Nearly a decade later women became volunteer firefighters in New Jersey (and in many other parts of the country) during World War II, to take the place of men called to war. The first women members joined the Bradley Gardens Volunteer Fire Company in 1944; before becoming firefighters, the women had served in the department's ladies' auxiliary. In nearby Port Washington, New York, the fire department's ambulance service was turned over to women during the war. Mrs. Lee Warrender was given "an opportunity to prove herself capable of this kind of work...(S)he proved beyond doubt that she can replace the firemen who have gone to the front," and received the gold badge of the volunteer "fireman."

The fire departments at Scott Field and the Savanna Ordnance Depot, both in northern Illinois, were entirely staffed by women for part of the war years. Among the firefighters at Scott Field were Elsie Hollenkamp, Evelyn Peters, Arline Pressel and Leona Sprehn. At the Savanna Depot, a newspaper photograph of the period shows fourteen women firefighters with their engine. The accompanying article lists twelve additional women as members of the brigade, which was drawn from Hanover, Dubuque, Mt. Carroll, and the surrounding area.

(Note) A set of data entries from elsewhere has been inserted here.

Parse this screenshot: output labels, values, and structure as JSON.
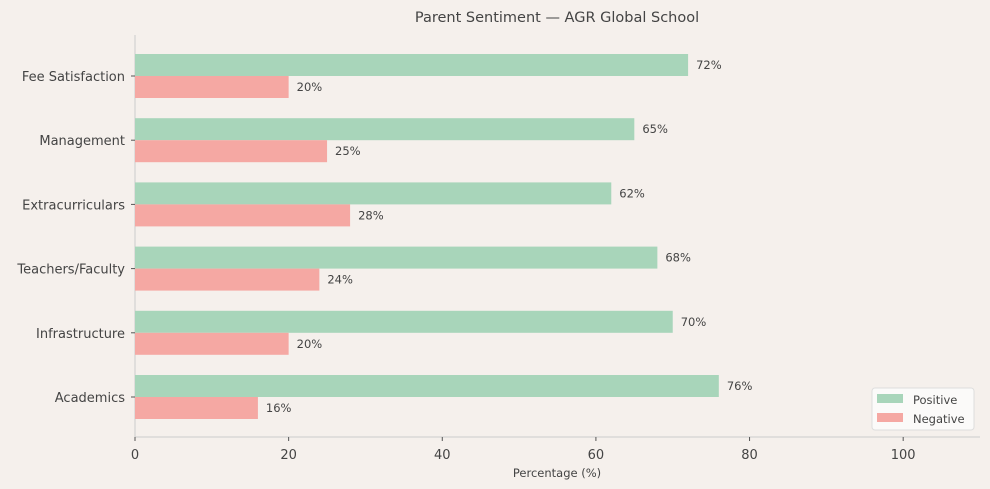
{
  "chart_data": {
    "type": "bar",
    "orientation": "horizontal",
    "title": "Parent Sentiment — AGR Global School",
    "xlabel": "Percentage (%)",
    "ylabel": "",
    "xlim": [
      0,
      110
    ],
    "xticks": [
      0,
      20,
      40,
      60,
      80,
      100
    ],
    "grid": false,
    "legend_position": "bottom-right",
    "categories": [
      "Fee Satisfaction",
      "Management",
      "Extracurriculars",
      "Teachers/Faculty",
      "Infrastructure",
      "Academics"
    ],
    "series": [
      {
        "name": "Positive",
        "color": "#a8d5ba",
        "values": [
          72,
          65,
          62,
          68,
          70,
          76
        ]
      },
      {
        "name": "Negative",
        "color": "#f5a8a3",
        "values": [
          20,
          25,
          28,
          24,
          20,
          16
        ]
      }
    ],
    "data_label_suffix": "%"
  }
}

Jo Carol Hamilton, the daughter and grand-daughter of firefighters and herself married to a firefighting instructor, began "helping at grass fires" in Shirley, Arkansas, in the mid-1960's. She later became a fire dispatcher, then an apparatus driver, and finally the chief of the Shirley Volunteer Fire Department, the first woman fire chief in Arkansas. She was also a fire instructor and wrote articles for national publications about women in the fire service. Hamilton learned from her own experiences the importance of proper technique in firefighting. At 5'3" and 105 pounds, she said, "I can normally handle an inch-and-a-half hose by myself. Yet I've seen it knock down big men who didn't know how to handle it. The difference is all in knowing how."

All-women fire companies developed in King County, California, and Woodbine, Texas, in the 1960's. The "Firettes," billed as "King County's fire-fightingest firefighters," were organized in 1962 to provide firefighting and first-aid services to King County Fire District #44 during the daylight hours when male volunteers were scarce. The Firettes attended a firefighters' conference in Yakima, Washington, and put on a demonstration where they extinguished flammable liquid fires, pit fires, and vehicle fires.

In 1967, several women in the small town of Woodbine, Texas, grew concerned about the risk posed by brush fires. The nearest fire department was ten miles away, and vegetation fires would often consume a building before fire equipment arrived. The women decided to form their own volunteer fire department. They held raffles and bake sales to raise $125 to buy a 1942 Ford pumper from a nearby department, and received training from neighboring jurisdictions and from the U.S. Forest Service. Undeterred by a lack of protective gear or a formal communications system, the Woodbine Ladies Fire Department grew to include 23 members and protected their community from fire for eleven years.